Any writer who uses a pen name can tell you there are numerous reasons for using one, three of those reasons seeming to be key. These three are, genre change, to hide your identity, and your name is so common that there are at least 10 other authors with the same name.
There are two classic examples of the genre change. Of course Stephen King. He had already established himself as a horror writer, but when he wrote more mainstream he used the name Richard Bachman. Who could forget about Nora Roberts. Her romance is written under Nora Roberts, which is actually short for Eleanor Robertson, but when she started writing future murder mysteries, she used her sons’ initials and shortened her last name, to end up with J.D. Robb. The biggest reason seems to be that when they switch over they want their new direction to stand on it’s own with out relying on the success of another genre.
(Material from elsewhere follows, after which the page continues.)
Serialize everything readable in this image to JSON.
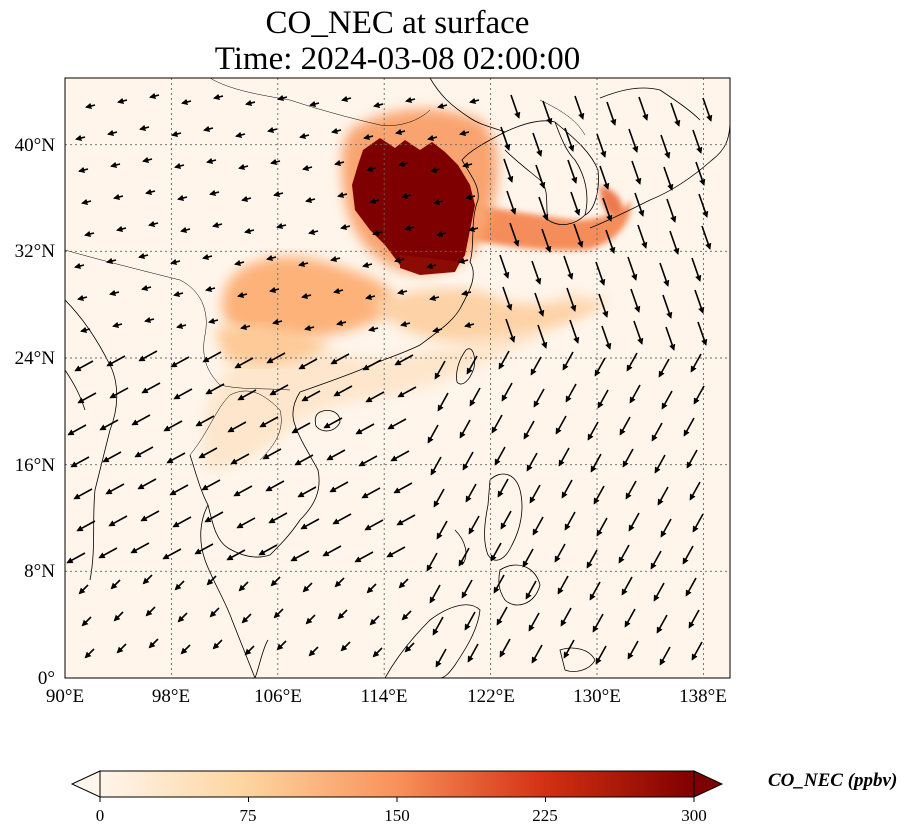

The main reason someone would use a pen name to hide their identity is for safety when what they write can seriously offend or expose a group that can do physical harm, and yes that problem does exist. Look up the undesirable journalist.
Of course who can forget the problem of multiple authors with the same name. Unless you are a bad writer you don’t want your writing to gain popularity on someone else’s established name and talent, so you use a pen name.
Whether you use a pen name or not is up to you, but you should have a reason for it. No, because it’s cool, is not a good reason, but proceed with caution when you pick one. When you establish your writing, your pen name will go with it, and who wants to read a serious novel by a name like Henry Pinklestein.
Challenge: If you decided to use a pen name, decide how you would choose one, and think of one you think people would go to in your genre.